Besides, the geographic location of the Middle East renders it particularly vulnerable to climate change: scarcity of water and dryness of climate make the region the usual victim of droughts. Moreover, it has also been proven that climate change will result in a rise in sea level, which will eventually eat away the territories of ME countries.
It is important to keep in mind that climate change would not only have environmental consequences in the Middle East, but that it would also lead to armed conflicts over the control of waters. Indeed, droughts will have impact on the agriculture and thus on the economy as a whole, but also of course on the population and its very survival, paving way for riots over resources. The issues of water is already a point of tension in the region with Israel pumping water from Syria, Jordan and Lebanon, and the situation is not likely to improve, hence the dire need of taking up actions to preserve the environment.
Even though the picture depicted above can seem very grim, the silver lining (yes, there is one) is that Arab populations have been finding ways to adapt to a very harsh climate for centuries, and have therefore come up with rather reliable coping traditional strategies. Based on this evidence, the World Bank is currently supporting projects, notably in Yemen and Morocco, that combine both global strategies and traditional local knowledge to counter the negative impact on climate change on rural populations that rely mostly on agriculture for their living.
Civil Society organisations are also putting their heads together to try and come up with solutions, such as the Friends of the Earth- Middle East, an organisation that brings together Jordanians, Palestinians and Israelis environmentalists. In its report Climate Change, a New Threat to Middle East Security, the organisation stresses the importance of sustainable water agreements between the collaborating parties and urges the Unites States to take action and leadership in the struggle for greenhouse gas reduction. As they put it: “It is time for the US to join the rest of the world in addressing this problem rather than remaining the lone outsider.”
While such reports are very useful, they are still very much oriented towards advocacy at the decision-making level. Other initiatives have been taken up in the Middle East to teach populations about the benefits of recycling and of protecting the environment, such as the Spirit of Youth Association for Environmental Services in Egypt. The association set up a school is the Garbage Area of Cairo to teach children who were sorting out the trash the importance of recycling and of adopting alternative energy. The idea of the school is on the one hand to give children a regular education with maths, economics and reading on top of the environmental studies, and on the other hand to let them help with the collecting of garbage so they do not miss out on this much-needed income. The children then become knowledgeable about environmental issues and start telling their community about it, spreading the message far and wide.

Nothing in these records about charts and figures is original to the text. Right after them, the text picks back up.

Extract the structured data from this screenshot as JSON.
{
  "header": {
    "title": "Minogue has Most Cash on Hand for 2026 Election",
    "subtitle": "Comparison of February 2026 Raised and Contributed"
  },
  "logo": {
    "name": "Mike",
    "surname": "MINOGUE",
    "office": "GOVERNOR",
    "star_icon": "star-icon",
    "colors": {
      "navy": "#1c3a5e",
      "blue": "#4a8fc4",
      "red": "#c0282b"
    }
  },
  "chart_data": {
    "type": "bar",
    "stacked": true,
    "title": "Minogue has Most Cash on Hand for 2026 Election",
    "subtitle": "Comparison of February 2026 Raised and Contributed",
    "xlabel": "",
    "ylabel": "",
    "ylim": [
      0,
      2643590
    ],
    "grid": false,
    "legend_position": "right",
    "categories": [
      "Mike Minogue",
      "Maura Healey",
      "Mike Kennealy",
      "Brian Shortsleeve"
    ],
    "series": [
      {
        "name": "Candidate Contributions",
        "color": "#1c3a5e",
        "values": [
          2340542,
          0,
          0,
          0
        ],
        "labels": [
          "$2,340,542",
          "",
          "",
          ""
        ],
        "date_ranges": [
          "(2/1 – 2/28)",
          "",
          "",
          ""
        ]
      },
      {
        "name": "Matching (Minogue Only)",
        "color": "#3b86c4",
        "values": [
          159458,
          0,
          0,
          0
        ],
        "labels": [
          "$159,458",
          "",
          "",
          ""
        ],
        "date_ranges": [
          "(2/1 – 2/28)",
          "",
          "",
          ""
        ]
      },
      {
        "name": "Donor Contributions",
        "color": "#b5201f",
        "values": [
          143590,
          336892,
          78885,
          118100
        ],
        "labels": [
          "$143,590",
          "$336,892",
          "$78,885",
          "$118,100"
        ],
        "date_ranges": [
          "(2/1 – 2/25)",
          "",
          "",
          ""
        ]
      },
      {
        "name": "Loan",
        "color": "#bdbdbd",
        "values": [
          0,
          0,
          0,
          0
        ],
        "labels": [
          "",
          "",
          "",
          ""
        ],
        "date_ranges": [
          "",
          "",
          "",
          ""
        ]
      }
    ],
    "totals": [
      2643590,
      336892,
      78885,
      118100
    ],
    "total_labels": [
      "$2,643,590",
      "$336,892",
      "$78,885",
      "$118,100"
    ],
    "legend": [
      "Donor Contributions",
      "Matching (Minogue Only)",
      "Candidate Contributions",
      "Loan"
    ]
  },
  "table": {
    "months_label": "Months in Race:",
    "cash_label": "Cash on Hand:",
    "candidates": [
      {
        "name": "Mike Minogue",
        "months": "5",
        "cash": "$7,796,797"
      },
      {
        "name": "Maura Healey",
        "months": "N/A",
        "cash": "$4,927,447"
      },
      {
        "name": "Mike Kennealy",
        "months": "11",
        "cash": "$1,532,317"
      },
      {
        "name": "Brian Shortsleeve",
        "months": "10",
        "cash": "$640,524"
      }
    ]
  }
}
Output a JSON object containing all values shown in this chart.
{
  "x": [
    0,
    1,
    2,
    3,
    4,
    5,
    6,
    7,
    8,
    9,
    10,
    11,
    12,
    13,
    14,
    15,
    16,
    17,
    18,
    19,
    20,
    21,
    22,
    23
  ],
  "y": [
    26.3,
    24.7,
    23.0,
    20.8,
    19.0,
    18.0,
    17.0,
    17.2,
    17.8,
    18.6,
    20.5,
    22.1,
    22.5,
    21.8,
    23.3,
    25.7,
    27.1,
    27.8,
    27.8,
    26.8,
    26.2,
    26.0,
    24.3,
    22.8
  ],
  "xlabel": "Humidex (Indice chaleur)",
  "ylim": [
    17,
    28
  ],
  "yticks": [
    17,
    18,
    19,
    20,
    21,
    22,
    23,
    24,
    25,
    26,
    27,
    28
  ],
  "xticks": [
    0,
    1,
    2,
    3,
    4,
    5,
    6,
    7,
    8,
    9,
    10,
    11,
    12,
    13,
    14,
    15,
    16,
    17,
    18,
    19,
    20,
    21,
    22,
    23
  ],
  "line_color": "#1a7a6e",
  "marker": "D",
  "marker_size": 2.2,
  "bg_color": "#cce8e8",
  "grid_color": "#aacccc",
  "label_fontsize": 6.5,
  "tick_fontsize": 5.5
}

Despite these civil societies efforts, Arab governments do not seem to be taking leadership in promoting environmental reforms such as teaching eco-friendly ways of living in schools, of trying to test alternative energies for their industries. Education is cruelly needed in societies where throwing whatever trash you have in your hands on the streets is widely practised, along with driving polluting cars and avoiding recycling. Governments are never keen on civil society movements for fear of seeing them become political; they also do not consider climate change to be a priority.
Let’s prove them wrong and raise our voices high in Copenhagen so not only the Middle East, but the Whole World goes GREEN!!!